If that happens, it’s a grass roots victory of historic proportions. Name the last time a lobby with that much power and money was stymied in its top legislative priority by a citizen movement. Offhand, I can’t think of any examples at all. And this during the most corrupt, lobbyist-pliant Congress in recent American history.
Regardless of the ultimate outcome, just the fact that the tiered system isn’t already signed into law represents a remarkable victory. It also represents something new: the power of the Internet, with little help from other media, to organize and mobilize many millions of users on short notice on an arcane topic.
That demonstrates the capacity for Internet users to become a huge democratizing force in our corrupt political culture, It’s a lot of power, there to be harnessed,
Let’s keep using it.
you’re right, I can’t think of any examples either.
Hi Geov, nice to see you posting again.
The problem with issues like net neutrality and its bastard cousin, the broadcast flag, is that these are things that the big money companies really, really want, and no matter how many times we keep shooting them down, they keep cropping back up.
You’re right, it looks good, but we can’t rest yet. It’s nice to score an occasional victory once in a while, though.
Thanks for the useful summary, Geov. Its good to see the oligarchs lose once in a while, but this is just the first shot in what will be the battle of the century.
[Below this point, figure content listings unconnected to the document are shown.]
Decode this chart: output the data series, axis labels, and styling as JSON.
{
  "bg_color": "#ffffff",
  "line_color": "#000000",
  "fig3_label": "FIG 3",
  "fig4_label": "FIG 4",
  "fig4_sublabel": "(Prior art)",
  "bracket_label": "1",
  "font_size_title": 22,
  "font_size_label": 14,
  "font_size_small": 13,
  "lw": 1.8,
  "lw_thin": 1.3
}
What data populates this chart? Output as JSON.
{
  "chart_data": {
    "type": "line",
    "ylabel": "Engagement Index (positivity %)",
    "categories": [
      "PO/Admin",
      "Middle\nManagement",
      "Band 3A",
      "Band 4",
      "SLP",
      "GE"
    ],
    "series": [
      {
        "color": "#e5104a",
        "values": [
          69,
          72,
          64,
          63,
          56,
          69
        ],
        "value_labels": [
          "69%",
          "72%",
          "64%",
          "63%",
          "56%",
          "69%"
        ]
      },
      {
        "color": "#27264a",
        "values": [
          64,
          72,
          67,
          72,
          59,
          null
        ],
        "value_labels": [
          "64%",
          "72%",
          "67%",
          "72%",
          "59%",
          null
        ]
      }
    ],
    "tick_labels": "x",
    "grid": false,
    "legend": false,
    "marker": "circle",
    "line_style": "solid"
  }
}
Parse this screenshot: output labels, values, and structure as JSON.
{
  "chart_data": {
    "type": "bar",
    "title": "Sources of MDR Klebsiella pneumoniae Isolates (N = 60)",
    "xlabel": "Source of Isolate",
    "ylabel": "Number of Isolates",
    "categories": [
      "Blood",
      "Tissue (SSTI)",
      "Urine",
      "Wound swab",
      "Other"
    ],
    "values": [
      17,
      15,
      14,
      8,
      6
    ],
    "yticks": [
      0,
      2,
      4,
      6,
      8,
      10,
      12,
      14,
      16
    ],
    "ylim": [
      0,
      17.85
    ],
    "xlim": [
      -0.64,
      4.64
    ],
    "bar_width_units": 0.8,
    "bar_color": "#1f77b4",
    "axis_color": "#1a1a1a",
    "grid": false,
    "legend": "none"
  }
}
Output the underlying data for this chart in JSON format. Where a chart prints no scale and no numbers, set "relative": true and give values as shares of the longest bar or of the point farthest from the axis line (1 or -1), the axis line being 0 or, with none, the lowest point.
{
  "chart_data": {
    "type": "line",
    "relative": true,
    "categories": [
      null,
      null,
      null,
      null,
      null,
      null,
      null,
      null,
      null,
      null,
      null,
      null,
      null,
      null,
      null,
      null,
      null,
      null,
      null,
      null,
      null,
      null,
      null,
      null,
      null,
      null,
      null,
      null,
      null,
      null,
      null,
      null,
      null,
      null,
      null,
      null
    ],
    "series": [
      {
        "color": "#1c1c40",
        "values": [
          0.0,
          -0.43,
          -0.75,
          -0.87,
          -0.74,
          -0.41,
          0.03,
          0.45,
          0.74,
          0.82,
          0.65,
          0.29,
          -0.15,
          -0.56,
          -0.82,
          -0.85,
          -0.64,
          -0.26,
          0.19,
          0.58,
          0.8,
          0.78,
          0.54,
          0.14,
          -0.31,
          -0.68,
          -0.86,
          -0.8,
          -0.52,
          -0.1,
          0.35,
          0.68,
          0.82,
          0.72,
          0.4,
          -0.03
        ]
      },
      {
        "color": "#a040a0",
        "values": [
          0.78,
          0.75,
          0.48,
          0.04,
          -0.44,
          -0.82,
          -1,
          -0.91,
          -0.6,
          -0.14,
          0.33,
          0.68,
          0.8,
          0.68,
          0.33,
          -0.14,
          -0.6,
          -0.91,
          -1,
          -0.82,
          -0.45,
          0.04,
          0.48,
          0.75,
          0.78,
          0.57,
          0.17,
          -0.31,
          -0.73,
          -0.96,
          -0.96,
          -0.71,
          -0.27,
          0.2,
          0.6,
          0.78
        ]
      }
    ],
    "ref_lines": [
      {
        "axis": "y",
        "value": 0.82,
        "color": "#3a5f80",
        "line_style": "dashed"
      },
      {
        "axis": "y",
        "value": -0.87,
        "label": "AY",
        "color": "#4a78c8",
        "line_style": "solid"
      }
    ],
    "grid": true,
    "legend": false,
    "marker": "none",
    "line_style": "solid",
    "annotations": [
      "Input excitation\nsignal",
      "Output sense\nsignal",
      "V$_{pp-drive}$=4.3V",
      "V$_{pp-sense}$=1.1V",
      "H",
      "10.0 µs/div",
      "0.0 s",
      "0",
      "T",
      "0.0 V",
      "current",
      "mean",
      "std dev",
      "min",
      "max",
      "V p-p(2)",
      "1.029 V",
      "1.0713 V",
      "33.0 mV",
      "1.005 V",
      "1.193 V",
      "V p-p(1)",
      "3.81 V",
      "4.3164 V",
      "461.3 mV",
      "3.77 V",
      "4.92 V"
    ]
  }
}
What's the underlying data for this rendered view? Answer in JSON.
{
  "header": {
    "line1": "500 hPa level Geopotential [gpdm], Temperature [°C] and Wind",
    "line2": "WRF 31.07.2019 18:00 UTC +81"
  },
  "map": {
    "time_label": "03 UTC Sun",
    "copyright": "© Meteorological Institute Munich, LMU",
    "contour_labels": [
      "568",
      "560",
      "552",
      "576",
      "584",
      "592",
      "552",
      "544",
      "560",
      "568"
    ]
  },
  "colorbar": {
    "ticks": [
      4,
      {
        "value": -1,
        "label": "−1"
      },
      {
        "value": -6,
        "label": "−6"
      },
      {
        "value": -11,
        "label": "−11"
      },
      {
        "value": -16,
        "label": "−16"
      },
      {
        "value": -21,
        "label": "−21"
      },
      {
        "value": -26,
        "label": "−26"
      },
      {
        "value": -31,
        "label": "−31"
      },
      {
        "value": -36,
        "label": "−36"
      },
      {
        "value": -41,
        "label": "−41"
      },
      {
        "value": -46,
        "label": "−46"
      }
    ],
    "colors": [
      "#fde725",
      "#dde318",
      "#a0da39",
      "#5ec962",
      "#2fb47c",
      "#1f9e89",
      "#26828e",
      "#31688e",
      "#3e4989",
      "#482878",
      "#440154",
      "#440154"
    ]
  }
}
The Net is the biggest commons since the European invaded the Americas, and the corporate-political powers want it privatized now. They currently have two things going against them: first, the democratic opposition that you describe. And second, the uncertainty over what would happen to businesses now profiting from the Net if AT&T and the rest of the pirates succeeded.
This is an issue that’s been under the radar for even most political junkies, but its outcome will do more to shape the future than any other, short of global climate change.
PS– I meant to note that Rep Markey has been outstanding in leading the fight for a free Net. I wonder what the chances are of him chairing a telecom committee in a Dem controlled House? We need him there.
Actually, they have a third thing going for them. There are quite a few net old-timers, including some of the guardians of the net and more than a couple of the people responsible for the net as we know it, who are against this and are sounding the alarm in some of the circles that matter (mostly in the tech community). Some of the names you might know, some you might not. The two that come to mind immediately are Vincent Cerf, one of the people responsible for the Internet Protocol (that’s the “IP” in “TCP/IP”) and Tim Berners-Lee, the guy who developed Hypertext Transmission Protocol (that’s the HTTP you see in front of most of the web addresses you type).
Art Brodsky wrote an interesting article on recent net neutrality events. In that forum I asked about how pending legislation might affect the telcom’s common carrier status. My presumption was that if these telcoms want to charge for tiered access, then they should accept liability for the content that passes across their system (at least, that’s what they would have to do as a common carrier).
Well, I got quite the surprise when I was told that the FCC has already rescinded the ISP and telcom common carrier status by regulatory fiat. And, part of the purpose of the pending senate legislation is to set that FCC decision in legislative stone.
So, it would appear that should this legislation succeed, not only would the telcoms get to charge for tiered service, but they also wouldn’t have to accept liability for content transfered across their private network, either.
So, in that event, just what responsibility to the public would a telcom/ISP have?